Was ist das für ein Ansinnen bei Festivals mit 100.000 und mehr Besuchern? Vielleicht muss man Techno einfach als legitimen Nachfolger von Stadion Rock ansehen. In den USA ist das ja schon so. Ich glaub das Problem heutzutage ist, dass zuviele Leute gemerkt haben wie schnell man mit EDM Geld verdienen kann und selbst der letzte Verpeiler heutzutage meint er müsse Parties machen, oder DJ werden, oder sich einen Produzenten suchen und dann DJ werden und die fremden Produkte als die eigenen vermarkten. Solange das Publikum da nicht den Mittelfinger hebt wird das so bleiben. Aber irgendwie kann man das Publikum ja auch nicht schimpfen, die wollen ja auch nur einfach gute Musik und die Produktionsbedingungen….naja, es ist kompliziert.
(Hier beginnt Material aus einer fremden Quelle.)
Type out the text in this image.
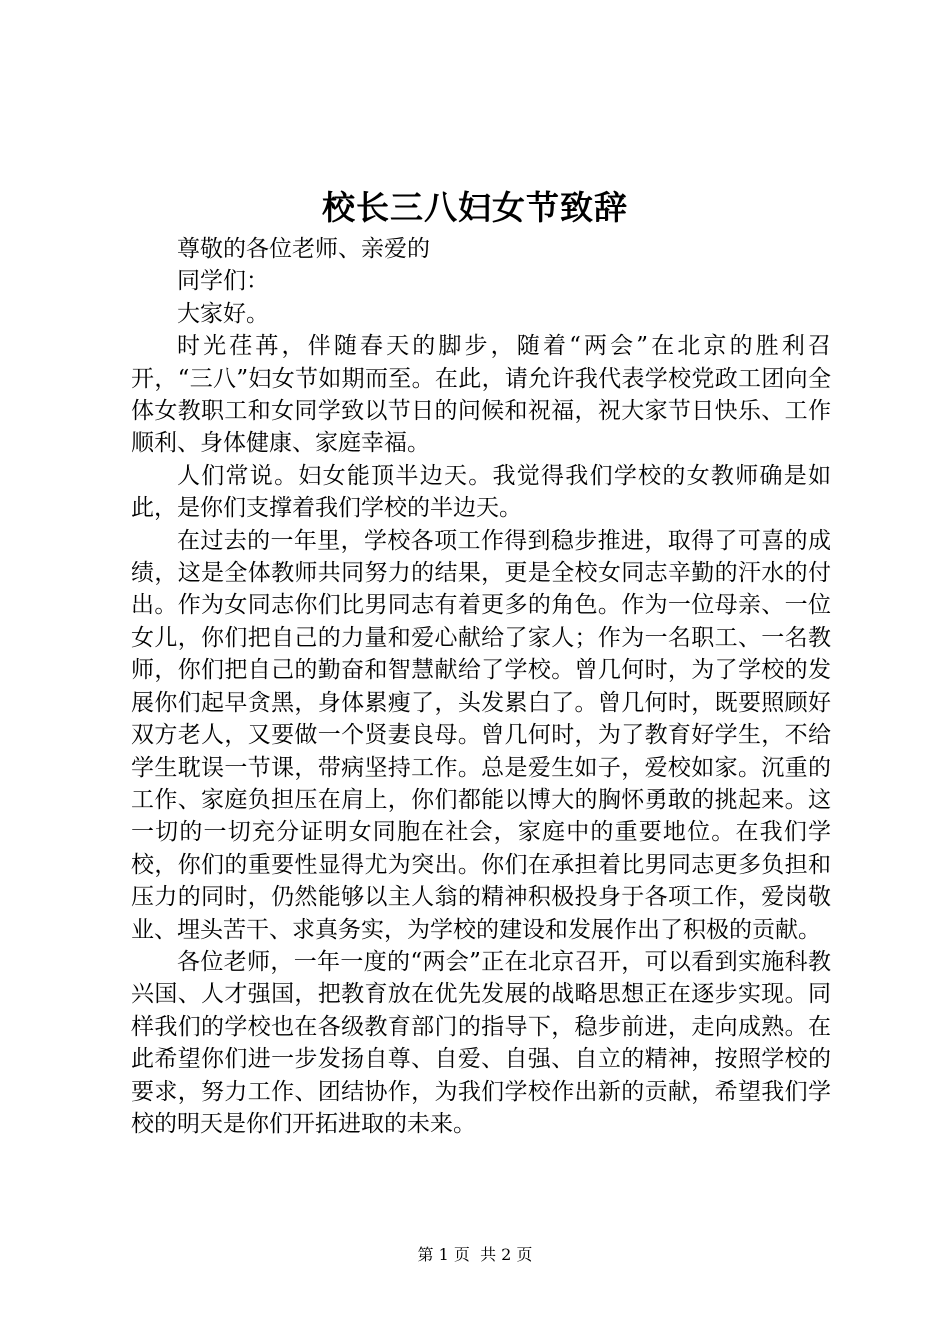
校长三八妇女节致辞

尊敬的各位老师、亲爱的

同学们：

大家好。

时光荏苒，伴随春天的脚步，随着“两会”在北京的胜利召开，“三八”妇女节如期而至。在此，请允许我代表学校党政工团向全体女教职工和女同学致以节日的问候和祝福，祝大家节日快乐、工作顺利、身体健康、家庭幸福。

人们常说。妇女能顶半边天。我觉得我们学校的女教师确是如此，是你们支撑着我们学校的半边天。

在过去的一年里，学校各项工作得到稳步推进，取得了可喜的成绩，这是全体教师共同努力的结果，更是全校女同志辛勤的汗水的付出。作为女同志你们比男同志有着更多的角色。作为一位母亲、一位女儿，你们把自己的力量和爱心献给了家人；作为一名职工、一名教师，你们把自己的勤奋和智慧献给了学校。曾几何时，为了学校的发展你们起早贪黑，身体累瘦了，头发累白了。曾几何时，既要照顾好双方老人，又要做一个贤妻良母。曾几何时，为了教育好学生，不给学生耽误一节课，带病坚持工作。总是爱生如子，爱校如家。沉重的工作、家庭负担压在肩上，你们都能以博大的胸怀勇敢的挑起来。这一切的一切充分证明女同胞在社会，家庭中的重要地位。在我们学校，你们的重要性显得尤为突出。你们在承担着比男同志更多负担和压力的同时，仍然能够以主人翁的精神积极投身于各项工作，爱岗敬业、埋头苦干、求真务实，为学校的建设和发展作出了积极的贡献。

各位老师，一年一度的“两会”正在北京召开，可以看到实施科教兴国、人才强国，把教育放在优先发展的战略思想正在逐步实现。同样我们的学校也在各级教育部门的指导下，稳步前进，走向成熟。在此希望你们进一步发扬自尊、自爱、自强、自立的精神，按照学校的要求，努力工作、团结协作，为我们学校作出新的贡献，希望我们学校的明天是你们开拓进取的未来。

第 1 页 共 2 页
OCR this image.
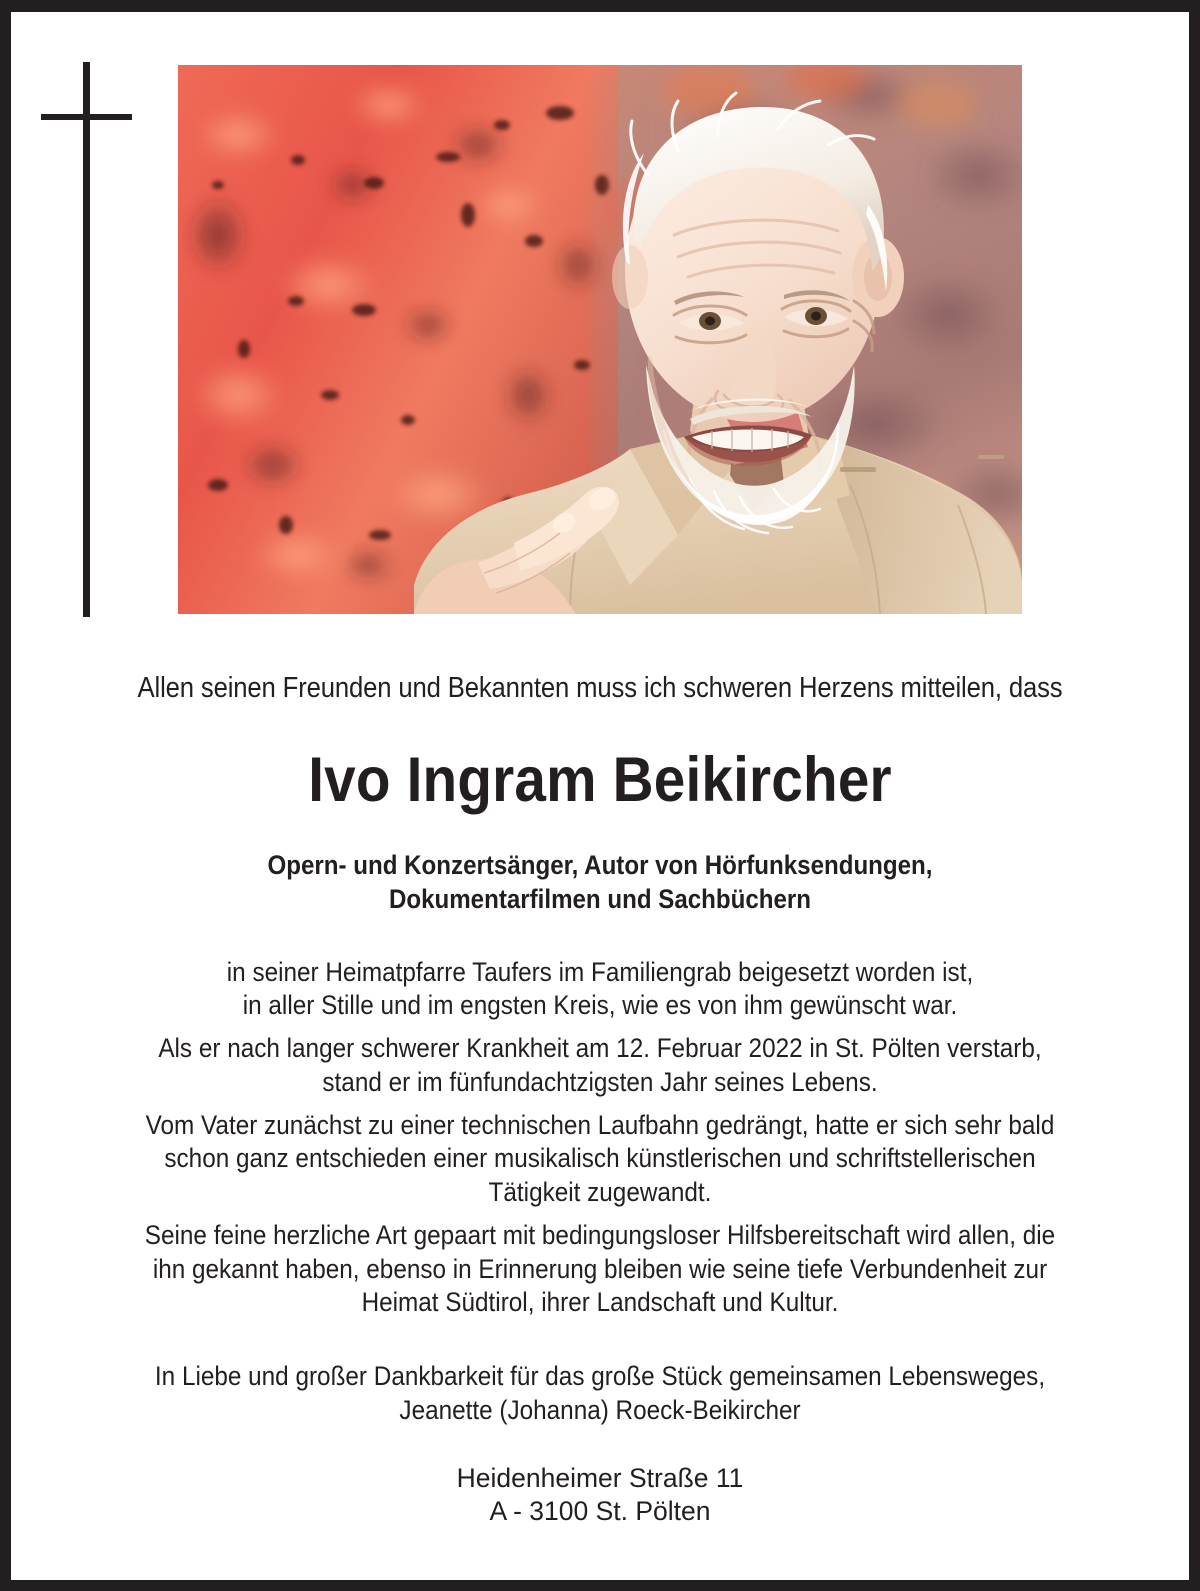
Allen seinen Freunden und Bekannten muss ich schweren Herzens mitteilen, dass

Ivo Ingram Beikircher
Opern- und Konzertsänger, Autor von Hörfunksendungen,
Dokumentarfilmen und Sachbüchern
in seiner Heimatpfarre Taufers im Familiengrab beigesetzt worden ist,
in aller Stille und im engsten Kreis, wie es von ihm gewünscht war.
Als er nach langer schwerer Krankheit am 12. Februar 2022 in St. Pölten verstarb,
stand er im fünfundachtzigsten Jahr seines Lebens.
Vom Vater zunächst zu einer technischen Laufbahn gedrängt, hatte er sich sehr bald
schon ganz entschieden einer musikalisch künstlerischen und schriftstellerischen
Tätigkeit zugewandt.
Seine feine herzliche Art gepaart mit bedingungsloser Hilfsbereitschaft wird allen, die
ihn gekannt haben, ebenso in Erinnerung bleiben wie seine tiefe Verbundenheit zur
Heimat Südtirol, ihrer Landschaft und Kultur.
In Liebe und großer Dankbarkeit für das große Stück gemeinsamen Lebensweges,
Jeanette (Johanna) Roeck-Beikircher
Heidenheimer Straße 11
A - 3100 St. Pölten
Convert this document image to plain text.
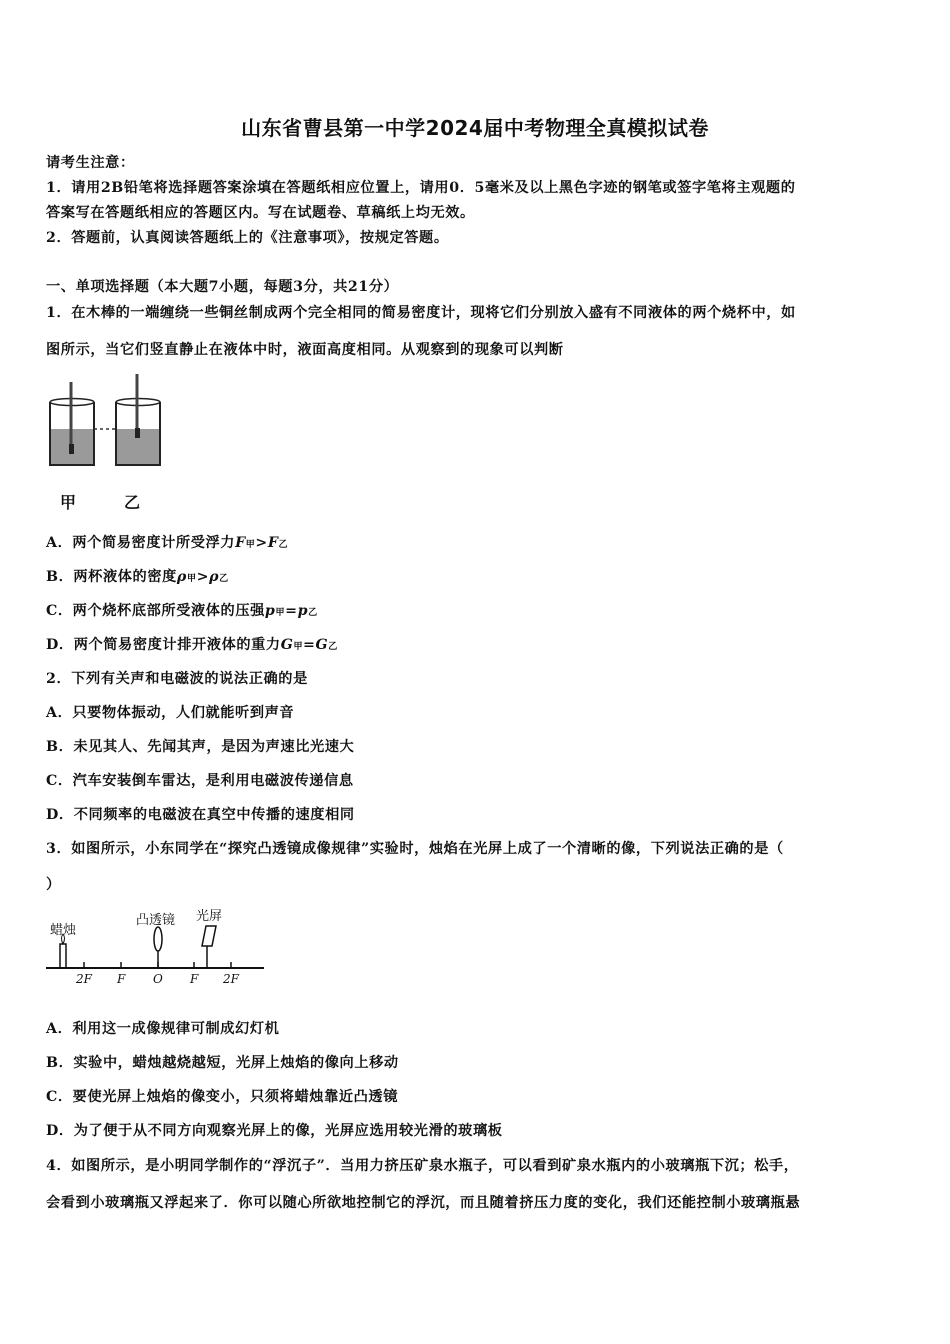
山东省曹县第一中学2024届中考物理全真模拟试卷
请考生注意：
1．请用2B铅笔将选择题答案涂填在答题纸相应位置上，请用0．5毫米及以上黑色字迹的钢笔或签字笔将主观题的
答案写在答题纸相应的答题区内。写在试题卷、草稿纸上均无效。
2．答题前，认真阅读答题纸上的《注意事项》，按规定答题。
一、单项选择题（本大题7小题，每题3分，共21分）
1．在木棒的一端缠绕一些铜丝制成两个完全相同的简易密度计，现将它们分别放入盛有不同液体的两个烧杯中，如
图所示，当它们竖直静止在液体中时，液面高度相同。从观察到的现象可以判断
甲	乙
A．两个简易密度计所受浮力F甲>F乙
B．两杯液体的密度ρ甲>ρ乙
C．两个烧杯底部所受液体的压强p甲=p乙
D．两个简易密度计排开液体的重力G甲=G乙
2．下列有关声和电磁波的说法正确的是
A．只要物体振动，人们就能听到声音
B．未见其人、先闻其声，是因为声速比光速大
C．汽车安装倒车雷达，是利用电磁波传递信息
D．不同频率的电磁波在真空中传播的速度相同
3．如图所示，小东同学在“探究凸透镜成像规律”实验时，烛焰在光屏上成了一个清晰的像，下列说法正确的是（
）
蜡烛
凸透镜 光屏
2F F O F 2F
A．利用这一成像规律可制成幻灯机
B．实验中，蜡烛越烧越短，光屏上烛焰的像向上移动
C．要使光屏上烛焰的像变小，只须将蜡烛靠近凸透镜
D．为了便于从不同方向观察光屏上的像，光屏应选用较光滑的玻璃板
4．如图所示，是小明同学制作的“浮沉子”．当用力挤压矿泉水瓶子，可以看到矿泉水瓶内的小玻璃瓶下沉；松手，
会看到小玻璃瓶又浮起来了．你可以随心所欲地控制它的浮沉，而且随着挤压力度的变化，我们还能控制小玻璃瓶悬
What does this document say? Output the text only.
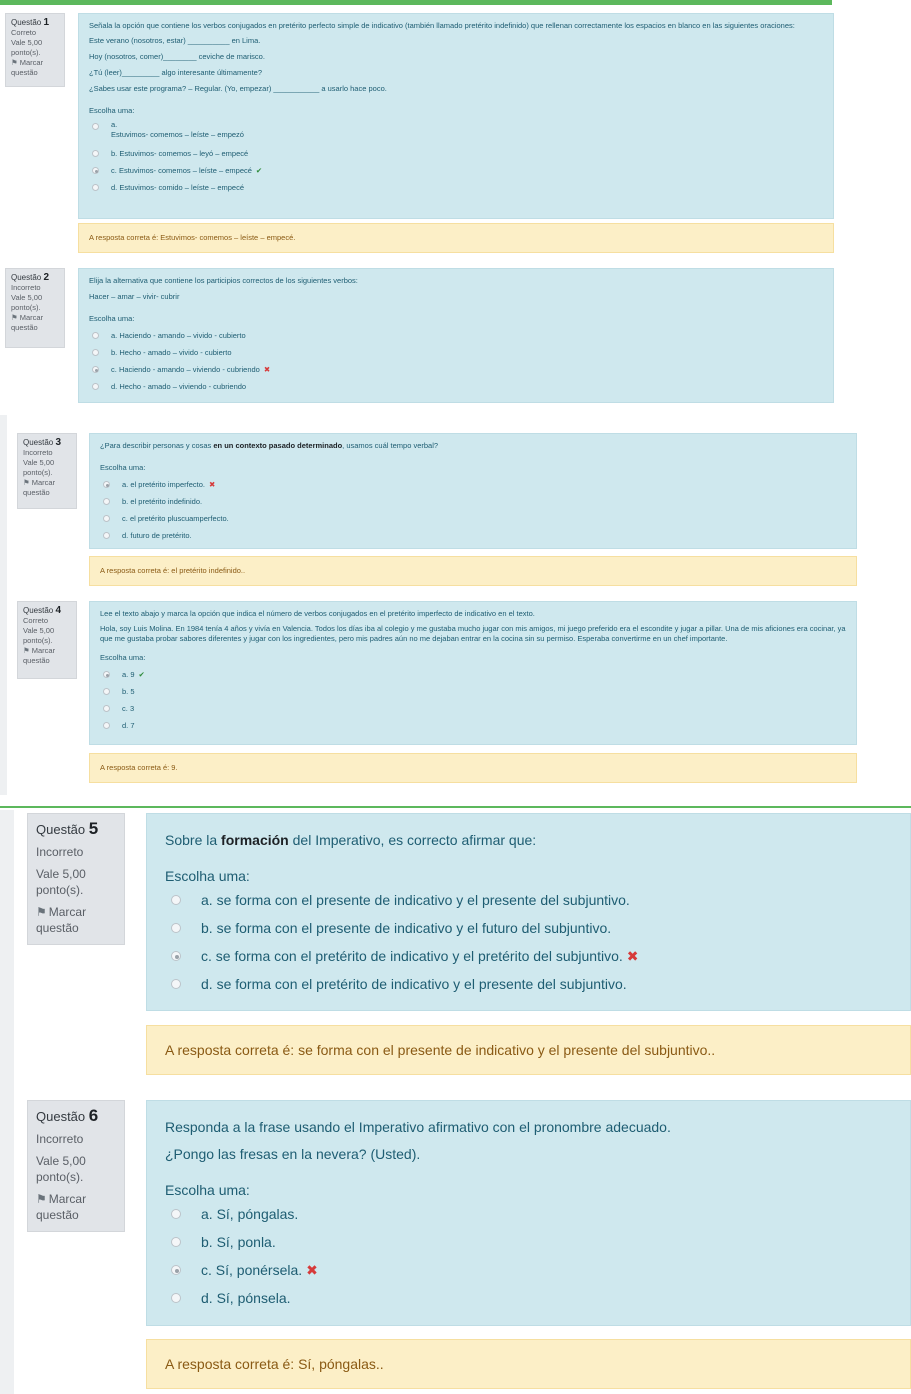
Questão 1
Correto
Vale 5,00 ponto(s).
⚑ Marcar questão

Señala la opción que contiene los verbos conjugados en pretérito perfecto simple de indicativo (también llamado pretérito indefinido) que rellenan correctamente los espacios en blanco en las siguientes oraciones:

Este verano (nosotros, estar) __________ en Lima.

Hoy (nosotros, comer)________ ceviche de marisco.

¿Tú (leer)_________ algo interesante últimamente?

¿Sabes usar este programa? – Regular. (Yo, empezar) ___________ a usarlo hace poco.

Escolha uma:
a.
Estuvimos- comemos – leíste – empezó
b.
Estuvimos- comemos – leyó – empecé
c.
Estuvimos- comemos – leíste – empecé ✔
d.
Estuvimos- comido – leíste – empecé
A resposta correta é: Estuvimos- comemos – leíste – empecé.
Questão 2
Incorreto
Vale 5,00 ponto(s).
⚑ Marcar questão

Elija la alternativa que contiene los participios correctos de los siguientes verbos:

Hacer – amar – vivir- cubrir

Escolha uma:
a.
Haciendo - amando – vivido - cubierto
b.
Hecho - amado – vivido - cubierto
c.
Haciendo - amando – viviendo - cubriendo ✖
d.
Hecho - amado – viviendo - cubriendo
Questão 3
Incorreto
Vale 5,00 ponto(s).
⚑ Marcar questão

¿Para describir personas y cosas en un contexto pasado determinado, usamos cuál tempo verbal?

Escolha uma:
a.
el pretérito imperfecto. ✖
b.
el pretérito indefinido.
c.
el pretérito pluscuamperfecto.
d.
futuro de pretérito.
A resposta correta é: el pretérito indefinido..
Questão 4
Correto
Vale 5,00 ponto(s).
⚑ Marcar questão

Lee el texto abajo y marca la opción que indica el número de verbos conjugados en el pretérito imperfecto de indicativo en el texto.

Hola, soy Luis Molina. En 1984 tenía 4 años y vivía en Valencia. Todos los días iba al colegio y me gustaba mucho jugar con mis amigos, mi juego preferido era el escondite y jugar a pillar. Una de mis aficiones era cocinar, ya que me gustaba probar sabores diferentes y jugar con los ingredientes, pero mis padres aún no me dejaban entrar en la cocina sin su permiso. Esperaba convertirme en un chef importante.

Escolha uma:
a.
9 ✔
b.
5
c.
3
d.
7
A resposta correta é: 9.
Questão 5
Incorreto
Vale 5,00 ponto(s).
⚑ Marcar questão

Sobre la formación del Imperativo, es correcto afirmar que:

Escolha uma:
a.
se forma con el presente de indicativo y el presente del subjuntivo.
b.
se forma con el presente de indicativo y el futuro del subjuntivo.
c.
se forma con el pretérito de indicativo y el pretérito del subjuntivo. ✖
d.
se forma con el pretérito de indicativo y el presente del subjuntivo.
A resposta correta é: se forma con el presente de indicativo y el presente del subjuntivo..
Questão 6
Incorreto
Vale 5,00 ponto(s).
⚑ Marcar questão

Responda a la frase usando el Imperativo afirmativo con el pronombre adecuado.

¿Pongo las fresas en la nevera? (Usted).

Escolha uma:
a.
Sí, póngalas.
b.
Sí, ponla.
c.
Sí, ponérsela. ✖
d.
Sí, pónsela.
A resposta correta é: Sí, póngalas..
Es ist eben heutzutage einfach zuviel Marketing im spiel.
Techno hat ja interessante Parallelen zum HipHop, vor allem was die Wurzeln und Herkunft betrifft. Die gegangenen Wege der beiden Musikrichtungen sind natürlich vollkommen unterschiedlich, wobei man die starke Kommerzialisierung des HipHop ja auch für Techno befürchten könnte, oder?
Kann ich nicht sagen hab seit 10 Jahren keine Ahnung mehr von Hip Hop. Aber ich Glaube das Geld an sich ist nie das Problem, es sind die Beweggründe, und das ist immer so im Kapitalismus. Es ist was anderes ob ich mit gutem Bio eine Menge Geld vediene als wenn ich eine kaputte Erde hinterlasse, das ist in der Musik genauso.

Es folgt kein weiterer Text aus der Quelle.